Your application requires at least one main module, which is declaring all your application components. Let's look at a very simple example and build the main module for our HelloWorld component:

import {BrowserModule} from '@angular/platform-browser';
import {NgModule} from '@angular/core';
import {HelloWorldComponent} from './hello-world.component';
import {ShoutOutComponent} from './shout-out.component';

@NgModule({
declarations: [HelloWorldComponent, ShoutOutComponent],
imports: [BrowserModule],
bootstrap: [HelloWorldComponent]
})
export class HelloWorldAppModule { }

Similar to a component definition, we're using an ES6 class and a decorator to define an Angular module. The NgModule decorator of our main application module has three configuration properties:

A module dependency tree: Module A importing module B and C so that all components are available to module A

The declarations property is used to tell Angular what components, directives, and pipes are present within this module. If our application consists of 30 components, we need to add them all to the declarations of the NgModule. Every time you create a new component, you will also need to add it to the declarations array within your application module.
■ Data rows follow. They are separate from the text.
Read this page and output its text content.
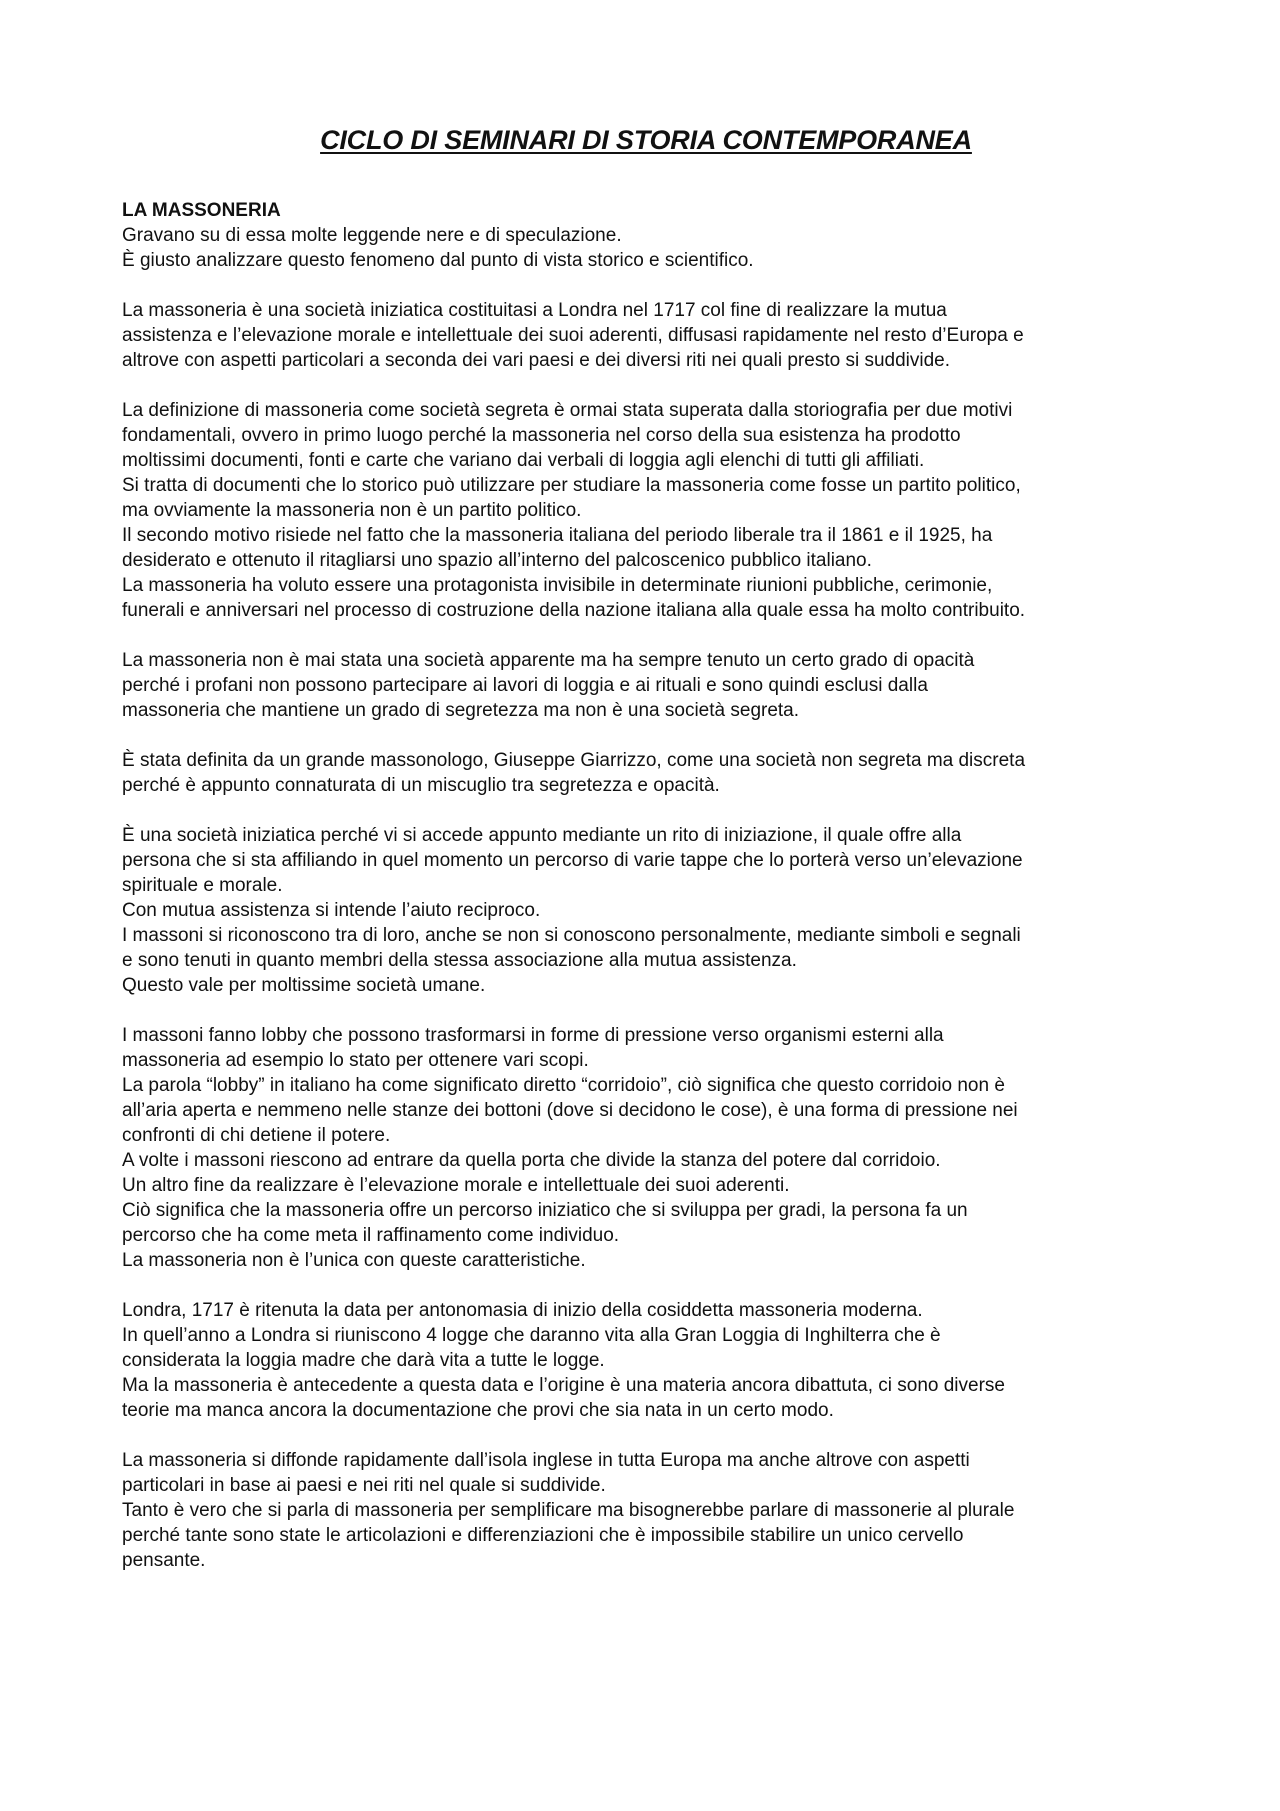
CICLO DI SEMINARI DI STORIA CONTEMPORANEA
LA MASSONERIA
Gravano su di essa molte leggende nere e di speculazione.
È giusto analizzare questo fenomeno dal punto di vista storico e scientifico.
La massoneria è una società iniziatica costituitasi a Londra nel 1717 col fine di realizzare la mutua
assistenza e l’elevazione morale e intellettuale dei suoi aderenti, diffusasi rapidamente nel resto d’Europa e
altrove con aspetti particolari a seconda dei vari paesi e dei diversi riti nei quali presto si suddivide.
La definizione di massoneria come società segreta è ormai stata superata dalla storiografia per due motivi
fondamentali, ovvero in primo luogo perché la massoneria nel corso della sua esistenza ha prodotto
moltissimi documenti, fonti e carte che variano dai verbali di loggia agli elenchi di tutti gli affiliati.
Si tratta di documenti che lo storico può utilizzare per studiare la massoneria come fosse un partito politico,
ma ovviamente la massoneria non è un partito politico.
Il secondo motivo risiede nel fatto che la massoneria italiana del periodo liberale tra il 1861 e il 1925, ha
desiderato e ottenuto il ritagliarsi uno spazio all’interno del palcoscenico pubblico italiano.
La massoneria ha voluto essere una protagonista invisibile in determinate riunioni pubbliche, cerimonie,
funerali e anniversari nel processo di costruzione della nazione italiana alla quale essa ha molto contribuito.
La massoneria non è mai stata una società apparente ma ha sempre tenuto un certo grado di opacità
perché i profani non possono partecipare ai lavori di loggia e ai rituali e sono quindi esclusi dalla
massoneria che mantiene un grado di segretezza ma non è una società segreta.
È stata definita da un grande massonologo, Giuseppe Giarrizzo, come una società non segreta ma discreta
perché è appunto connaturata di un miscuglio tra segretezza e opacità.
È una società iniziatica perché vi si accede appunto mediante un rito di iniziazione, il quale offre alla
persona che si sta affiliando in quel momento un percorso di varie tappe che lo porterà verso un’elevazione
spirituale e morale.
Con mutua assistenza si intende l’aiuto reciproco.
I massoni si riconoscono tra di loro, anche se non si conoscono personalmente, mediante simboli e segnali
e sono tenuti in quanto membri della stessa associazione alla mutua assistenza.
Questo vale per moltissime società umane.
I massoni fanno lobby che possono trasformarsi in forme di pressione verso organismi esterni alla
massoneria ad esempio lo stato per ottenere vari scopi.
La parola “lobby” in italiano ha come significato diretto “corridoio”, ciò significa che questo corridoio non è
all’aria aperta e nemmeno nelle stanze dei bottoni (dove si decidono le cose), è una forma di pressione nei
confronti di chi detiene il potere.
A volte i massoni riescono ad entrare da quella porta che divide la stanza del potere dal corridoio.
Un altro fine da realizzare è l’elevazione morale e intellettuale dei suoi aderenti.
Ciò significa che la massoneria offre un percorso iniziatico che si sviluppa per gradi, la persona fa un
percorso che ha come meta il raffinamento come individuo.
La massoneria non è l’unica con queste caratteristiche.
Londra, 1717 è ritenuta la data per antonomasia di inizio della cosiddetta massoneria moderna.
In quell’anno a Londra si riuniscono 4 logge che daranno vita alla Gran Loggia di Inghilterra che è
considerata la loggia madre che darà vita a tutte le logge.
Ma la massoneria è antecedente a questa data e l’origine è una materia ancora dibattuta, ci sono diverse
teorie ma manca ancora la documentazione che provi che sia nata in un certo modo.
La massoneria si diffonde rapidamente dall’isola inglese in tutta Europa ma anche altrove con aspetti
particolari in base ai paesi e nei riti nel quale si suddivide.
Tanto è vero che si parla di massoneria per semplificare ma bisognerebbe parlare di massonerie al plurale
perché tante sono state le articolazioni e differenziazioni che è impossibile stabilire un unico cervello
pensante.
Within the array of the imports property, we can tell Angular to import other NgModule. This way, you can compose your application modules from many smaller modules if you like. However, there's no real benefit of structuring your application into submodules, unless you're exporting a submodule as a library, or if you're using the lazy loading feature of the router, as discussed earlier. It's crucial that you always import the Angular BrowserModule within your main application module. The BrowserModule contains all the Angular core components, directives, and other dependencies which are required in order to run your application within a browser environment.

Finally, the bootstrap property is telling Angular which of your components should be rendered first. You should specify your main application component here, which is representing the root component of your application. In the second chapter of this book, we'll take a closer look at the bootstrapping mechanism of Angular.